Le suivi d'un patient Covid-19 dans le service pneumologie de Larrey, au CHU de Toulouse. — Tristan Reynaud/SIPA
  • Une étude complète publiée par le CHU de Toulouse montre que 61 % des patients Covid atteints d’une forme grave au niveau des poumons conservent des symptômes quatre mois après.
  • Fatigue et difficultés respiratoires sont les principaux symptômes, certains ont des séquelles encore visibles sur les scanners plusieurs semaines après.
  • A un an, les améliorations sont toutefois notables, notamment grâce à la rééducation respiratoire.

Au printemps 2020, les hôpitaux ont dû faire face à une arrivée massive de patients atteints d’une forme grave de Covid-19, la plupart souffrant de complications pulmonaires. Plus d’un an après, les responsables de service de pneumologie continuent à suivre certains d’entre eux. Il faut dire que des patients ont eu des semaines après avoir été infectés des symptômes persistants.

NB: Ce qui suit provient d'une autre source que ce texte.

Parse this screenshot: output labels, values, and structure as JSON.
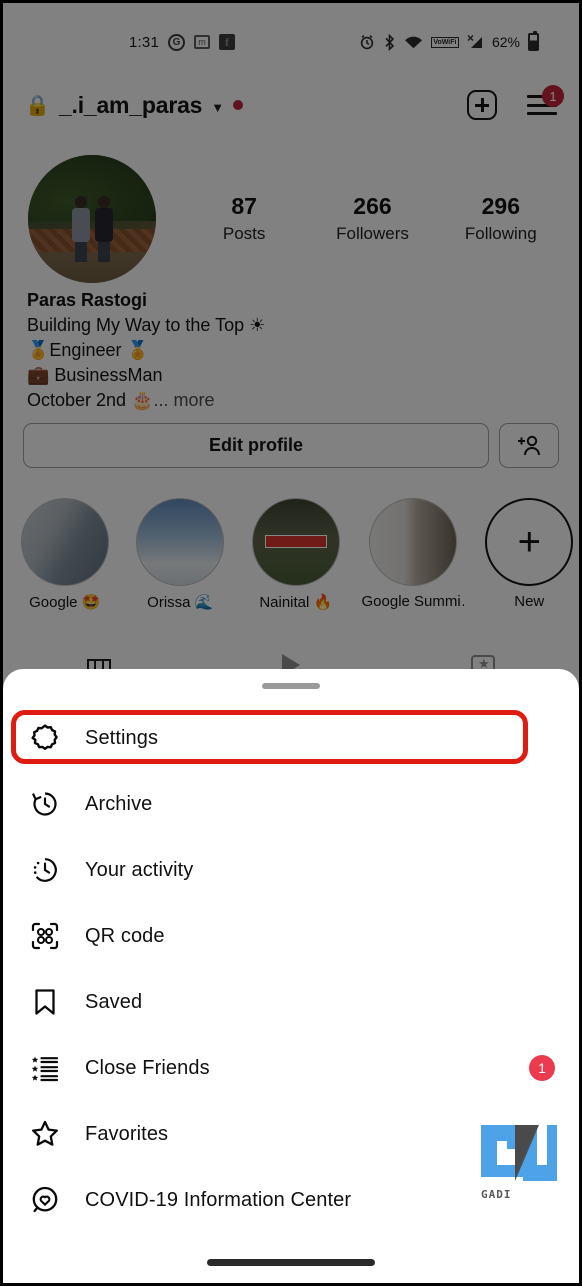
{
  "status_bar": {
    "time": "1:31",
    "left_icons": [
      "google-icon",
      "mastodon-icon",
      "facebook-icon"
    ],
    "right_icons": [
      "alarm-icon",
      "bluetooth-icon",
      "wifi-icon",
      "vowifi-icon",
      "signal-off-icon"
    ],
    "vowifi_line1": "Vo",
    "vowifi_line2": "WiFi",
    "battery_percent": "62%"
  },
  "profile_header": {
    "username": "_.i_am_paras",
    "lock_icon": "lock-icon",
    "chevron": "chevron-down-icon",
    "has_unread_dot": true,
    "add_post_icon": "plus-square-icon",
    "menu_icon": "hamburger-menu-icon",
    "menu_badge": "1"
  },
  "stats": [
    {
      "count": "87",
      "label": "Posts"
    },
    {
      "count": "266",
      "label": "Followers"
    },
    {
      "count": "296",
      "label": "Following"
    }
  ],
  "bio": {
    "name": "Paras Rastogi",
    "lines": [
      "Building My Way to the Top ☀",
      "🏅Engineer 🏅",
      "💼 BusinessMan"
    ],
    "last_line": "October 2nd 🎂",
    "more_label": "... more"
  },
  "buttons": {
    "edit_profile": "Edit profile",
    "add_person_icon": "add-person-icon"
  },
  "highlights": [
    {
      "label": "Google 🤩",
      "image": "google-building"
    },
    {
      "label": "Orissa 🌊",
      "image": "clouds-from-plane"
    },
    {
      "label": "Nainital 🔥",
      "image": "nainital-sign"
    },
    {
      "label": "Google Summi…",
      "image": "google-cloud-booth"
    },
    {
      "label": "New",
      "image": "plus-circle"
    }
  ],
  "tabs": [
    {
      "name": "grid-tab",
      "icon": "grid-icon",
      "active": true
    },
    {
      "name": "reels-tab",
      "icon": "reels-play-icon",
      "active": false
    },
    {
      "name": "tagged-tab",
      "icon": "tagged-person-icon",
      "active": false
    }
  ],
  "sheet": {
    "handle": "drag-handle",
    "items": [
      {
        "label": "Settings",
        "icon": "gear-icon",
        "badge": null,
        "highlighted": true
      },
      {
        "label": "Archive",
        "icon": "archive-clock-icon",
        "badge": null,
        "highlighted": false
      },
      {
        "label": "Your activity",
        "icon": "activity-clock-icon",
        "badge": null,
        "highlighted": false
      },
      {
        "label": "QR code",
        "icon": "qr-code-icon",
        "badge": null,
        "highlighted": false
      },
      {
        "label": "Saved",
        "icon": "bookmark-icon",
        "badge": null,
        "highlighted": false
      },
      {
        "label": "Close Friends",
        "icon": "star-list-icon",
        "badge": "1",
        "highlighted": false
      },
      {
        "label": "Favorites",
        "icon": "star-icon",
        "badge": null,
        "highlighted": false
      },
      {
        "label": "COVID-19 Information Center",
        "icon": "heart-circle-icon",
        "badge": null,
        "highlighted": false
      }
    ]
  },
  "watermark": {
    "text": "GADI",
    "logo": "gu-logo"
  },
  "colors": {
    "highlight_red": "#e01b12",
    "badge_red": "#ec3b4f",
    "menu_badge_red": "#c02338",
    "sheet_bg": "#ffffff",
    "watermark_blue": "#4ea3e8"
  },
  "nav_bar": {
    "pill": "home-gesture-pill"
  }
}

C’est ce que montre une étude réalisée au cours de l’été dernier et parue récemment dans sa version complète. Elle a été menée par les équipes du CHU de Toulouse sur 72 patients ayant développé une forme grave de pneumopathie inflammatoire, hospitalisés pour la plupart en réanimation ou soins intensifs au cours de la première vague. « Quatre mois plus tard, si la plupart étaient rentrés chez eux, 61 % étaient symptomatiques, avec pour principal symptôme une gêne respiratoire pour 44 % des patients, mais aussi de la fatigue pour 31 % », explique Elisa Noël-Savina, pneumologue au CHU de Toulouse et co-autrice de l’étude. Qu’ils soient passés en réanimation ou aient été hospitalisés dans un service traditionnel, les patients ont des symptômes identiques quel que soit le degré de sévérité initiale. « Cela montre bien que c’est mutlifactoriel », poursuit Elisa Noël-Savina.

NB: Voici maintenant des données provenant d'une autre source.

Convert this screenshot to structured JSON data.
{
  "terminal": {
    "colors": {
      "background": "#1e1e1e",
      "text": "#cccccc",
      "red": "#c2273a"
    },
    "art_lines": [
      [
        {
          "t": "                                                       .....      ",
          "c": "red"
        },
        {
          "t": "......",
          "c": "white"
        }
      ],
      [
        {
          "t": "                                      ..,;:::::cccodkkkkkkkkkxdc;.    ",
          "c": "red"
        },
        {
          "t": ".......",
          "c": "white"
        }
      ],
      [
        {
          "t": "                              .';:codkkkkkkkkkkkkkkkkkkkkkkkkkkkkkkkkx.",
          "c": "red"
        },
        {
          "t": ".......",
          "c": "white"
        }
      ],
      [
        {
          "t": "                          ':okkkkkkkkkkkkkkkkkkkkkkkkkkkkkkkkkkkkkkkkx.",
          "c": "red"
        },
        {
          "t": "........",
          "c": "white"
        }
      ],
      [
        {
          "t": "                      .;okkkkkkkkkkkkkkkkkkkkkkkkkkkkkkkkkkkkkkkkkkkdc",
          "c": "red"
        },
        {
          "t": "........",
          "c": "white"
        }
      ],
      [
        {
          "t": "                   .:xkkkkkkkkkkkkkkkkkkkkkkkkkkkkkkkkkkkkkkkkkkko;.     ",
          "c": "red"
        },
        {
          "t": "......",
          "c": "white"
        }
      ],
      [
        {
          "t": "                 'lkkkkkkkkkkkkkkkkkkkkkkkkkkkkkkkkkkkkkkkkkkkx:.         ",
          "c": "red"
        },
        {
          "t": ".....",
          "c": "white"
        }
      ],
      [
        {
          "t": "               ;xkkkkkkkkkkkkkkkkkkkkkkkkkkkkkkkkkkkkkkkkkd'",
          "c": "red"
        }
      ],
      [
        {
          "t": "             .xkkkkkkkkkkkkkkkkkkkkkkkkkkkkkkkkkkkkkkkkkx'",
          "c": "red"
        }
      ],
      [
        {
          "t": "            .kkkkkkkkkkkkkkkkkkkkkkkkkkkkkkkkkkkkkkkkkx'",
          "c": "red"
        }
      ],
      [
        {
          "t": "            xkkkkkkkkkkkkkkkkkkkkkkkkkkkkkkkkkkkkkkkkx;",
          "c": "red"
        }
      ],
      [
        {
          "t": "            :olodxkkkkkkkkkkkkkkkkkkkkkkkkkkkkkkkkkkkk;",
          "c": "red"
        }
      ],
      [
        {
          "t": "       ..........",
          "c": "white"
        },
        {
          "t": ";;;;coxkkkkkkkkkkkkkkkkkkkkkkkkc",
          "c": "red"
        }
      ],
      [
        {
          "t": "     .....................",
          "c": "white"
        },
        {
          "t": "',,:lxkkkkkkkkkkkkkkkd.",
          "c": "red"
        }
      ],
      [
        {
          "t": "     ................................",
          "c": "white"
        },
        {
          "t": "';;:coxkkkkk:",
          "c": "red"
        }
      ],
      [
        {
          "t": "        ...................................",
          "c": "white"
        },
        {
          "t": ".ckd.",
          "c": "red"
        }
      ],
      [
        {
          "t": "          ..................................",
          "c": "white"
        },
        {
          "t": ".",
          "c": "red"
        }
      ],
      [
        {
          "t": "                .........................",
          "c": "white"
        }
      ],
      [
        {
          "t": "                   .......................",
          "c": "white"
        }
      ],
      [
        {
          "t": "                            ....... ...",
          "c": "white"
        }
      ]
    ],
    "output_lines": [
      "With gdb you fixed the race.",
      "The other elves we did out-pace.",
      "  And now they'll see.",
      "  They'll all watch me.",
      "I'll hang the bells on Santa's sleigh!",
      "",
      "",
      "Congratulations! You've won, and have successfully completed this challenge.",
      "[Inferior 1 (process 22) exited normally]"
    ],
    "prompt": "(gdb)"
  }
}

Une gêne respiratoire aux origines multiples donc, que ce soit les séquelles de l’inflammation sur le parenchyme du poumon, son tissu fonctionnel, ou encore le déconditionnement après le passage en réanimation. Il y a aussi le syndrome d’hyperventilation dont souffrent de nombreux patients atteints d’un Covid long. Si tout est normal lors des examens, ainsi qu’au scanner, ils ont du mal à respirer normalement. « Sur la première vague, le Covid a été une sorte de gros traumatisme, avec un stress post-traumatique qui pouvait se manifester par ce syndrome d’hyperventilation. Il serait intéressant de voir ce qu’il en est après les vagues suivantes, il y avait certainement moins d’angoisse sur ce qui allait se passait après pour les patients puisqu’on avait déjà vécu la première vague », explique la pneumologue.

Amélioration à un an

Les traitements ont aussi évolué entre mars 2020 et l’automne ou le printemps dernier. La prescription de corticoïdes a ainsi permis de limiter les séquelles. Reste que tous ceux qui avaient eu des formes sévères lors de la première vague, n’avaient pas un scanner normal quatre mois après. Dans 23,6 % des cas, leurs poumons ne se gonflaient plus complètement lors de la respiration ou ils souffraient d’un dysfonctionnement du muscle respiratoire dans plus de 18 % des cas.

« Sur les scanners, il y avait beaucoup de séquelles de pneumopathies inflammatoires qui persistaient. Mais à un an, les choses s’améliorent. Ce n’est pas irréversible, ce qui est important pour motiver les patients pour les exercices respiratoires qui permettent la réhabilitation du muscle. Certains ont besoin d’oxygène encore à quatre mois, mais on arrive à les sevrer », poursuit la pneumologue. Le nettoyage du parenchyme du poumon se fait lui naturellement, mais cela peut prendre du temps.